Сейчас, в 1970 году, в ожидании возврата в 1844 год и новой встречи с Гейне я продолжал думать о прерванном тогда объяснении. Для путешественника по векам бессмертие культуры — основное впечатление, основной итог его путевых наблюдений. Париж в этом смысле — особенный город. Впечатление бессмертия культуры создается здесь не сохранением древностей, а трудно передаваемым ощущением непрерывности культурной эволюции. Древностей в Париже не так уж много: в Риме их больше, а памятников римской Лютеции здесь совсем мало. В 1844 году во время прогулок с Гейне мы не могли увидеть один из самых интересных памятников подобного рода — арену Лютеции, она тогда была покрыта землей и увидела свет только в конце ХIХ века. Сейчас один я направился вверх по улице Сен-Жак, которая, несмотря на обилие современных вывесок и витрин, кажется римской дорогой, заем вышел на улицу Монжа и, наконец, по короткой Наваррской улице достиг арены. Здесь особенно отчетливо ощущаешь неповторимую, чисто парижскую непрерывность и даже почти тождественность культурных наслоений. Формула Гейне, мысль о бессмертии культуры становится здесь каким-то непосредственным впечатлением. Строгие пропорции римской арены гармонируют с современным Парижем и ассоциируются с картезианской clartй — ясностью, с рационализмом. Бессмертие культуры представляется бессмертием разума.
Мне захотелось продолжить разговор с Гейне, рассказать об арене Лютеции и о многом другом, чего Гейне не подозревал и о чем я не рассказывал ему в 1844 году.
Я знал, что встречу Гейне в нашем излюбленном месте бесед на острове Ситэ, у Нотр-Дам. Кстати, я мог исправить некоторую неловкость. В 1844 году в такое же, как сейчас, прохладное, но обещающее теплый солнечный день утро я ушел от Гейне, не попрощавшись. Теперь я мог исправить положение, вернувшись к тому же времени, на то же место и продолжив беседу.
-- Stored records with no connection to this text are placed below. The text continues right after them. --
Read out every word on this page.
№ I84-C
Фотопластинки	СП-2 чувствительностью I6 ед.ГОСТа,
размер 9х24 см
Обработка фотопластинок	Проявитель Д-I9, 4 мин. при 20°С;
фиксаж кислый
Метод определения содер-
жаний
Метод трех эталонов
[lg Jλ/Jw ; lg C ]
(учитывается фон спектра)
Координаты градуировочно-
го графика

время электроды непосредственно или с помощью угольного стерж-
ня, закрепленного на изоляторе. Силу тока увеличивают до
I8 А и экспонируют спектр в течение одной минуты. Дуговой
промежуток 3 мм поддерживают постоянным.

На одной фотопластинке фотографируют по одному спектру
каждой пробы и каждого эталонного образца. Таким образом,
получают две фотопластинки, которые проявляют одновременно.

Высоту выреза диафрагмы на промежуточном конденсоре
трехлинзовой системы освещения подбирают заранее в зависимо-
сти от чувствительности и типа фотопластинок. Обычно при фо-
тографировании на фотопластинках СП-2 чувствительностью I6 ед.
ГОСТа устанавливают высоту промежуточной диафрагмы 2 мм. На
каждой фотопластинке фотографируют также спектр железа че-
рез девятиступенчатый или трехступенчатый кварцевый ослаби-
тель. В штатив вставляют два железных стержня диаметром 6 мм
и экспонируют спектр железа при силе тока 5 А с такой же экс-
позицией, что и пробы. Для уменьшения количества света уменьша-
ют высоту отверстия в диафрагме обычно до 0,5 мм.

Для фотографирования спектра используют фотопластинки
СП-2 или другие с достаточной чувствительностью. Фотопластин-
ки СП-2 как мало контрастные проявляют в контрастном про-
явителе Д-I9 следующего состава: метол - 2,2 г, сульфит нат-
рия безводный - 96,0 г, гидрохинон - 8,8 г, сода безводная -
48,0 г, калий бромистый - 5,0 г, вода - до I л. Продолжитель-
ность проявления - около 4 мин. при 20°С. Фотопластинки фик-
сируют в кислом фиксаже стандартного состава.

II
О чем думают химеры Нотр-Дам?
Перед путешествием во времени мне захотелось пройтись по Ситэ, чтобы захватить в ХIХ век самые свежие впечатления моего (несмотря на все посещения иных веков — самого близкого) ХХ века. Я вернулся к статуе Карла Великого, прошел через сквер архиепископата, недавно переименованный в сквер Иоанна ХХIII, и остановился у протока между Ситэ и островом Сен-Луи. Здесь, невдалеке от Мемориала жертв фашизма, сейчас растет огромная ива, ветви которой касаются поверхности Сены. Под ивой — скамейка, на которой я часто сижу по утрам. Поднявшееся солнце освещает юго-восточную сторону собора. Сейчас стала особенно отчетливой статика сооружения, система контрфорсов, поддерживающих здание снаружи, позволяющая ему уноситься вверх. Но собор не превращается в схему механики. Нотр-Дам остается живым воплощением красоты и живым воплощением добра, под какими бы иррациональными формами ни скрывались этические идеалы строителей собора. Когда заходишь внутрь собора, продолжаешь ощущать гармонию архитектурных деталей, витражей, скульптур и системы арок, уносящих вверх и собор, и сознание его посетителей. В этом — душа готики.